The first lyrics actually recorded to the music were by Prince's Band (Columbia A-901) in November, 1909. The music was attributed to Hoffman and words to John J. Puderer, owners of a New Orleans sheet music publishing company. Charles Adams Prince was a popular march band leader of the day, performing cake-walks and military marches. Puderer was the proprietor of The Music Shop in New Orleans, who published Hoffman's sheet music. The verses, in rag-time, were pretty much the same as those found in later versions. The actual source of the lyrics is unclear, but they may have come out of a folk tradition.

John W. "Blind" Boone included a short section of "I'm Alabama Bound" in his "Southern Rag Medley No. Two (Strains from Flat Branch)." The sheet music, published by Allen Music Co., Columbia, Missouri, (copyright 1913), was transcribed from Boone's piano roll which he recorded for the QRS company in 1912.

Alan Lomax attested to words found in his 1934 collection of "Alabama Bound" as being found in Newman I. White's Negro Folk-Songs (1915–1916). White's fragments were not set to music. Alan Lomax's "Alabama Bound", collected from prisoners in Texas, Louisiana, and Mississippi, contains verses including the words "Alabama bound".

Trixie Smith's 1925 "Railroad Blues" contains lyrics with "I'm Alabama bound".

The Tennessee Ramblers' 1928 recording "Preacher Got Drunk and Laid His Bible Down" contains the chorus with the words "Alabama bound". The Ramblers' banjo player, James "Mack" Sievers, claimed to have learned the song from an African-American blues musician in Knoxville, Tennessee.

Jelly Roll Morton's 1939 "Don't You Leave Me Here" has verses including "Alabama bound".

Lead Belly recorded perhaps the best-known version of "I'm Alabama Bound" ("Alabama Bound", Victor 27268, 1940). In the 1960s, the Charlatans recorded a version of "Alabama Bound" based on Lead Belly's in their San Francisco psychedelic style.
Lonnie Donegan released a version named as "I'm Alabamy Bound" on his 1956 Pye 10" LP Showcase, which reached no. 26 in the UK Singles Chart.

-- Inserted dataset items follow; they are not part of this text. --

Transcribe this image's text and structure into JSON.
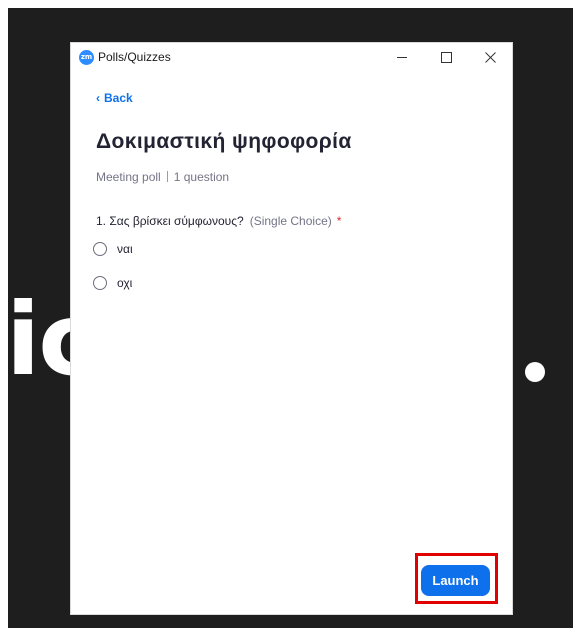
{
  "background": {
    "share_text": "ic",
    "accent_dot": "white-dot"
  },
  "window": {
    "title": "Polls/Quizzes",
    "logo_text": "zm",
    "logo_color": "#2d8cff",
    "controls": {
      "minimize_icon": "minimize-icon",
      "maximize_icon": "maximize-icon",
      "close_icon": "close-icon",
      "close_glyph": "✕"
    }
  },
  "content": {
    "back_label": "Back",
    "back_chevron": "‹",
    "poll_title": "Δοκιμαστική ψηφοφορία",
    "poll_type": "Meeting poll",
    "question_count": "1 question",
    "question": {
      "text": "1. Σας βρίσκει σύμφωνους?",
      "type": "(Single Choice)",
      "required_mark": "*",
      "options": [
        {
          "label": "ναι",
          "selected": false
        },
        {
          "label": "οχι",
          "selected": false
        }
      ]
    },
    "launch_label": "Launch"
  },
  "colors": {
    "accent": "#0e71eb",
    "highlight": "#e00000",
    "required": "#e02828"
  }
}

Odetta released a version of "Alabama Bound" on the 1956 Tradition label Odetta Sings Ballads and Blues, featuring folk songs, spirituals and blues.

==Recorded versions==

| Date | Artist | Title | Label |
| 1909 | Prince's Band | "I'm Alabama Bound" (instr.) | Columbia A-0901 |
| 1924 | Paul Whiteman & His Orchestra | "Alabamy Bound" (instr.) | Victor 19557 |
| 1925 | Charlie Jackson | "I'm Alabama Bound" | Paramount 12289 |
| 1925 | Trixie Smith | "Railroad Blues" † | Paramount 12262 |
| 1927 | Charlie Johnson's Original Paradise Ten | "Don't You Leave Me Here" (instr.) | Victor 20653 |
| 1929 | Henry Thomas | "Don’t Leave Me Here" † | Vocalion 1443 |
| 1938 | Delmore Brothers | "I'm Alabama Bound" | Bluebird 8264 |
| 1939 | Jelly Roll Morton | "Don't You Leave Me Here" † | Bluebird 10450 |
| 1940 | Louis Jordan & His Tympani 5 | "I'm Alabama Bound" | Decca 7723 |
| 1940 | Lead Belly & The Golden Gate Quartet | "Alabama Bound" | Victor 27268 |
† These songs only partially have "I'm Alabama bound" lyrics.

==See also==
- List of train songs

==Bibliography==
- Boone, John W. "Blind Boone's Southern Rag Medley No. Two: Strains From The Flat Branch". Allen Music Co., 1913. (Sheet music)
- Cohen, Norm. Long Steel Rail: The Railroad in American Folksong. University of Illinois Press, 2000. ISBN 0-252-06881-5
- Hoffman, Robert. "I'm Alabama Bound". Robert Ebberman, 1909. (Charles H. Templeton, Sr. Sheet Music Collection-Mississippi State University)
- Lomax, John A. and Alan Lomax. American Ballads and Folk Songs. Dover Publications (reprint), 1994 [1934]. ISBN 0-486-28276-7
- Pike, Marshall S. "I Hab Leff Alabama". The Harmoneons: New and Original Melodies Sung by Them at Their Principal Concerts, pp. 3–5. A & J.P. Ordway, 1849. (Library of Congress)
- Waltz, Robert B; David G. Engle. "Alabama Bound ". The Traditional Ballad Index: An Annotated Bibliography of the Folk Songs of the English-Speaking World. Hosted by California State University, Fresno, Folklore , 2007.
- Wolfe, Charles K. Notes to Rural String Bands of Tennessee (p. 7) [CD liner notes]. County Records, 1997.